Drug-related crimes hit ten-year high

The Criminal Investigation Department (BKD) released figures on Tuesday showing that cases of drug-related crimes have risen to the highest number in a decade.

Drug-related crimes hit ten-year high
Photo: DPA

In total 276,734 drug-related crimes were recorded by the BKD in 2014, a 10 percent rise on 2013. This figure includes every drug-related offence from possession of marijuana to smuggling, production and dealing of illegal substances.

The figures also show an increase of 3 percent in the number of people who died due to the consumption of illegal drugs to 1,032 people.

As has been the case for many years, heroin was the main cause of death, accounting for 467 fatalities, while the number of deaths due to consumption of 'legal highs' rose from 5 to 25 from 2013 to 2014. The average age of death was 38.

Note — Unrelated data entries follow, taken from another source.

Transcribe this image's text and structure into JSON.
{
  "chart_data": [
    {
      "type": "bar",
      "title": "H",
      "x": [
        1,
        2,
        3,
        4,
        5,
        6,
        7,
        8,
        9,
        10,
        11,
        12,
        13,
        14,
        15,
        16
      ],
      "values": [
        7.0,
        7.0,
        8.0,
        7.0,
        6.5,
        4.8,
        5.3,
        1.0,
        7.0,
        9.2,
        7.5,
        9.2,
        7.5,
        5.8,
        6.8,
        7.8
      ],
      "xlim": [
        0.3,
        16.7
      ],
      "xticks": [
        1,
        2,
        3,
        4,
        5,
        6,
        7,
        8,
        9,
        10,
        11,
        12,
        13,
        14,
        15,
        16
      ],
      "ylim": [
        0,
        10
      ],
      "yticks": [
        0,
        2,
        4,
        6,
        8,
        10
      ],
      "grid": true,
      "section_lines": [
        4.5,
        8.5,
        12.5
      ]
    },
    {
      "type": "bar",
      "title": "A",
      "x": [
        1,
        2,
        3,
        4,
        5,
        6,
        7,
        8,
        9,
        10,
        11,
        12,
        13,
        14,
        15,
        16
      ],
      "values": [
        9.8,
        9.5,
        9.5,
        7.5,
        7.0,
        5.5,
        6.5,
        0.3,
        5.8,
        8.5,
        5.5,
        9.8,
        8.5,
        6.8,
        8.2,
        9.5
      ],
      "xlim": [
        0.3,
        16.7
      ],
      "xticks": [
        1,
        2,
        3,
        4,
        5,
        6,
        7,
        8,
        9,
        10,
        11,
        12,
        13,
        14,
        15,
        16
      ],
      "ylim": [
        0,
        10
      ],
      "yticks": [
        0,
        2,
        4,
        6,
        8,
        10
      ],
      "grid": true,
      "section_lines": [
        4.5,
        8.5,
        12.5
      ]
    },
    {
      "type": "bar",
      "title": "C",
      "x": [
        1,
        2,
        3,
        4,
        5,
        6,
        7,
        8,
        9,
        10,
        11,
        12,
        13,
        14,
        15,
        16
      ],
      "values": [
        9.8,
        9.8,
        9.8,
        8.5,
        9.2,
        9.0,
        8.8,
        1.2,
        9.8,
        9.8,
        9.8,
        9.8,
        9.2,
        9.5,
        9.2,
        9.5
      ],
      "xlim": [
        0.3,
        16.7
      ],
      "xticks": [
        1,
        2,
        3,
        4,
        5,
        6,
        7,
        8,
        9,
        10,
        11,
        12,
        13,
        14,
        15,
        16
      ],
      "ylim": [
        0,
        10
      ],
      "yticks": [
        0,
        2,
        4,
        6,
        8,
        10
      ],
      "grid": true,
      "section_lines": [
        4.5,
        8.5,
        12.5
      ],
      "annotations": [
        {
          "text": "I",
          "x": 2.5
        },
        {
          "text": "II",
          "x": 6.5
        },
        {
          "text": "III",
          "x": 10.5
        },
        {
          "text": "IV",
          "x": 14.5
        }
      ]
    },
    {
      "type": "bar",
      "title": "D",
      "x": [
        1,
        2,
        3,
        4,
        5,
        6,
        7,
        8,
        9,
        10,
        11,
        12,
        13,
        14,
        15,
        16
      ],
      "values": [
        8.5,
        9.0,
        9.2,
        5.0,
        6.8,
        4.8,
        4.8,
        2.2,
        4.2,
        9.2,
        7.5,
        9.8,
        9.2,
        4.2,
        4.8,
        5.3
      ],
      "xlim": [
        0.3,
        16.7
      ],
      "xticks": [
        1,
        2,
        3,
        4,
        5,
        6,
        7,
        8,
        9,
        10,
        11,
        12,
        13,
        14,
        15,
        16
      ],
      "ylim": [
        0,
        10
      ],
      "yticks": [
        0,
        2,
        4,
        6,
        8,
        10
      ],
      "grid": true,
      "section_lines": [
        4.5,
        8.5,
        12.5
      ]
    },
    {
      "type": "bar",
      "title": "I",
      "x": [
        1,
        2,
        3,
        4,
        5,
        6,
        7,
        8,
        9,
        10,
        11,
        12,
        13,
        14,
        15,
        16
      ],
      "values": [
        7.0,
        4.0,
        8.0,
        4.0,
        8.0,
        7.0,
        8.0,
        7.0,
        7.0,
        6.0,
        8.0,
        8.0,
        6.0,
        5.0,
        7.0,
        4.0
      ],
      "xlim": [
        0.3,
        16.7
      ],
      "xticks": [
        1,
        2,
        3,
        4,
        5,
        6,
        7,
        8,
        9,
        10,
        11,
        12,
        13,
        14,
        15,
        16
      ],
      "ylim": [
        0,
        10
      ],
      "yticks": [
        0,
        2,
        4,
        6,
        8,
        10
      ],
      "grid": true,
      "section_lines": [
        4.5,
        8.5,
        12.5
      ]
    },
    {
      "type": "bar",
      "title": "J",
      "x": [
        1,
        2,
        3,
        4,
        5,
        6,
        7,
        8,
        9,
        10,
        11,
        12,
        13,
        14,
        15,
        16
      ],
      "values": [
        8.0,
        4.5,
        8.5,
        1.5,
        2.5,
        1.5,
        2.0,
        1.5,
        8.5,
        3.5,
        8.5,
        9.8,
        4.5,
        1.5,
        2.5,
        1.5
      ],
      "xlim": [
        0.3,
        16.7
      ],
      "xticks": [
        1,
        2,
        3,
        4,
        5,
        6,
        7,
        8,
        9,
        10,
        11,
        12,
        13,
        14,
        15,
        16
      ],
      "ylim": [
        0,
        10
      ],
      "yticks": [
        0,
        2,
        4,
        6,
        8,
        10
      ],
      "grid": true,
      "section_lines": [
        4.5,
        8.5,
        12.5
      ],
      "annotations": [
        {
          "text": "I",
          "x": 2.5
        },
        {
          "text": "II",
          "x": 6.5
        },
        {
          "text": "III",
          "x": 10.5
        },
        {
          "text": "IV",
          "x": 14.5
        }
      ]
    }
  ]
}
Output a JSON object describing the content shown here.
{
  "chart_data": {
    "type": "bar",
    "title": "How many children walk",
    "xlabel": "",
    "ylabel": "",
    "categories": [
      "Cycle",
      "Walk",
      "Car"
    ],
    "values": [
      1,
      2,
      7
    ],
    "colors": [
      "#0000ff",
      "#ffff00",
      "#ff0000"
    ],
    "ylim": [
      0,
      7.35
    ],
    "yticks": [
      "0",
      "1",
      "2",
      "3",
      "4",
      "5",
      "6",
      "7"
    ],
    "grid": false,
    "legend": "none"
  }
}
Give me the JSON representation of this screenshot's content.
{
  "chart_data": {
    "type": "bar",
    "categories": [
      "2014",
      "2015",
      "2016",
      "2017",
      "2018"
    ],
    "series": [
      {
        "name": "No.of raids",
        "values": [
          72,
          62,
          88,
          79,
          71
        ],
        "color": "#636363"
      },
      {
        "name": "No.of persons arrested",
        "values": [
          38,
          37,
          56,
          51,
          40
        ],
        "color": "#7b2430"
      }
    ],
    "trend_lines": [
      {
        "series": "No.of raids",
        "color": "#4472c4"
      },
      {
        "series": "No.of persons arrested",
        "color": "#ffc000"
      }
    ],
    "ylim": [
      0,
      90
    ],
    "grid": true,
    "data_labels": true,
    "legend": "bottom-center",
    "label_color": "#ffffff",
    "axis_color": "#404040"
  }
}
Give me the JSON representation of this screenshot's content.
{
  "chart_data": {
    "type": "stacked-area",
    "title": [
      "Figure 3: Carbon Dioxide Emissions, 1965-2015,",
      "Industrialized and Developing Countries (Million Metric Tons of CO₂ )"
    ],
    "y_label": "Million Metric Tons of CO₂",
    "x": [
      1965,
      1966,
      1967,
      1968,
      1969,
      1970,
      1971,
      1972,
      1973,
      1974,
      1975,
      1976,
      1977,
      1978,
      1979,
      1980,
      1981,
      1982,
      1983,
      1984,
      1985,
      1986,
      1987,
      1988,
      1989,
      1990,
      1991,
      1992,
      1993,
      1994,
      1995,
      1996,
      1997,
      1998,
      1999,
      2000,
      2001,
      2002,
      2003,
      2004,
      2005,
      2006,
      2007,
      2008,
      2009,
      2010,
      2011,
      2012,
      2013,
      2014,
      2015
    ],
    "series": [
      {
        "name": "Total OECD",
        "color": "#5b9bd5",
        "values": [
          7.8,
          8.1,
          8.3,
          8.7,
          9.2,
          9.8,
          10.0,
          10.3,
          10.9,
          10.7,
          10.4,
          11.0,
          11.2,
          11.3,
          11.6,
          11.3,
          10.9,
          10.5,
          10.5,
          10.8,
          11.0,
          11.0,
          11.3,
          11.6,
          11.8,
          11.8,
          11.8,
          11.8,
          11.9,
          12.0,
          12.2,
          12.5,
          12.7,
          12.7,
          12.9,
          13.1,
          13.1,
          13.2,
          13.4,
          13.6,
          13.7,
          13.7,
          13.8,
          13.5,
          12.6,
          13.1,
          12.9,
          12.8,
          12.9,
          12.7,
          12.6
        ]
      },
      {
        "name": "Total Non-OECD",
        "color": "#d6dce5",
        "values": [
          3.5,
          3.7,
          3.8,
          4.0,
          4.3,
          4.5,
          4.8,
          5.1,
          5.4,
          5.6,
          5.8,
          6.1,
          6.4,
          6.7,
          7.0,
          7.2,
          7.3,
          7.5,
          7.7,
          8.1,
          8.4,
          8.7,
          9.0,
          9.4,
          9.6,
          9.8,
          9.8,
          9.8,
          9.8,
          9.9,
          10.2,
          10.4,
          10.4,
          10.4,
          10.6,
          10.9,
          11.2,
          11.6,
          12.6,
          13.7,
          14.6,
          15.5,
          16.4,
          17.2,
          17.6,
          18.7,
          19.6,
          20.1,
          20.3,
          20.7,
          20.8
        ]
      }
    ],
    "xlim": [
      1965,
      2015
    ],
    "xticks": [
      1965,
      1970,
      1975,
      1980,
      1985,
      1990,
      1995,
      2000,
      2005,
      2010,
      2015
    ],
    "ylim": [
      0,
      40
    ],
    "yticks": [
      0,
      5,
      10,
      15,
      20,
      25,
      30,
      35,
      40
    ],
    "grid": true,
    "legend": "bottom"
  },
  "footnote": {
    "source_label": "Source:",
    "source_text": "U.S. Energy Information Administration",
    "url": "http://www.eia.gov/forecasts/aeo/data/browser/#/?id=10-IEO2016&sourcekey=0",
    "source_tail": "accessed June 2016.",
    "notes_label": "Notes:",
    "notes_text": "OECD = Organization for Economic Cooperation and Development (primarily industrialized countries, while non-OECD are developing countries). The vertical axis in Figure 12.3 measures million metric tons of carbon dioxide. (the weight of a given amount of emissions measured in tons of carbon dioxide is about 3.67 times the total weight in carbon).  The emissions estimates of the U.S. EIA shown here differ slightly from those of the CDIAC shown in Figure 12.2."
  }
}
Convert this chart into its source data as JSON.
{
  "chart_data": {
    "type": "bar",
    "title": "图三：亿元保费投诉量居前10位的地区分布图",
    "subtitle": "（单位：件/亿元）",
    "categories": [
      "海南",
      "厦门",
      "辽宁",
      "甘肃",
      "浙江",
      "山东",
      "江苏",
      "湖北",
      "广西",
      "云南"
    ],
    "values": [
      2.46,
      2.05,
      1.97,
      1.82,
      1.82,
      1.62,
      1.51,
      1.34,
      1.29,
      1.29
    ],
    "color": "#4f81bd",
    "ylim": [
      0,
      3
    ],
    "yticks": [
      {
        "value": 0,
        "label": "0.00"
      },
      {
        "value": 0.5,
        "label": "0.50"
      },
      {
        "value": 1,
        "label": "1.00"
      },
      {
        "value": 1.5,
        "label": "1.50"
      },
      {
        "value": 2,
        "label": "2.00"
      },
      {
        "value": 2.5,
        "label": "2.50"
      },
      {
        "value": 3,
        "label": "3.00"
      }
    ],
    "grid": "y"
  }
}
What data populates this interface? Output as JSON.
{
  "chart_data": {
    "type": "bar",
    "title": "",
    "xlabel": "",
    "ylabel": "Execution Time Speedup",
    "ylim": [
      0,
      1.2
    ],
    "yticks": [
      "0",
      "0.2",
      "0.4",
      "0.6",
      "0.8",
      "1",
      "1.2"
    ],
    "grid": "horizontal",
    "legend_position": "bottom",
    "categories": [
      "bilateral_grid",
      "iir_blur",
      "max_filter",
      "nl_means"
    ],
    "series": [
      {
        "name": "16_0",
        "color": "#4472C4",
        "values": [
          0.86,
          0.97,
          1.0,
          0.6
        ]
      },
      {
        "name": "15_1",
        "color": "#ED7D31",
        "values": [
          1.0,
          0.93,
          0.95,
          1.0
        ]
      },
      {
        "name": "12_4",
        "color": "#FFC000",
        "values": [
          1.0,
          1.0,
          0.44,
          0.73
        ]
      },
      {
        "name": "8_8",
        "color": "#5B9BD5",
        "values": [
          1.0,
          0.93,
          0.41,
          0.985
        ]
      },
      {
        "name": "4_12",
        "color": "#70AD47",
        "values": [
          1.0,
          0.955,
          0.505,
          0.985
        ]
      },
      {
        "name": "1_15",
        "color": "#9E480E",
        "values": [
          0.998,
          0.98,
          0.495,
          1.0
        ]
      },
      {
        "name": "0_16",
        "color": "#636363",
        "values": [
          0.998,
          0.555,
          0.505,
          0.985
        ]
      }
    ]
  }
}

The term 'legal highs' refers to variety of substances whose chemical make-ups imitate that of illegal substances, but tweak them slightly to bypass the law. Along with increased usage of crystal meth, legal highs were cited by the report as posing a particular new danger to drug users . 

The government's commissioner for drugs, Marlene Mortler, of the Christian Democratic Union (CDU), announced on Tuesday that she was considering a new law which would enforce a general ban on legal highs.

“Every death from drugs is one death too many,” she said. "We are working on better regulations to bring the sale of legal highs under control."

The police also suspect that there has been a sharp increase in the consumption of ecstasy. They quote a number of 2,096 for incidents where they have detained first-time users of the drug. They also estimate an increase of 14 percent in first-time use of crystal meth (up 13 percent to 3,138) while citing a decrease in people picking up a heroin habit.

But a spokesperson for the BKD explained to The Local that numbers given for first-time users were calculated through the rather inexact science of police officers making deductions based on the behaviour of people whom they detained. The police know through experience how to tell that a person has consumed an illegal substance and the users themselves “sometimes admit to having taken the drug,” said the spokesperson.

The report states that ecstasy is produced in large quantities in laboratories in Belgium and the Netherlands. Crystal meth meanwhile is smuggled into Germany from the Czech Republic.

There is, however, positive news within the report. Drug-related deaths are lower than they were a decade ago, when in 2004 they totaled 1,385. Also, heroine, crack and cocaine usage have fallen back since then.

“The latest numbers showing a small increase in drug related deaths muddy the generally positive picture in the long term,” said Mortler.

“The number of deaths caused by drugs has halved since the year 2000. That is proof of the success of the drug and addiction policies of the government.”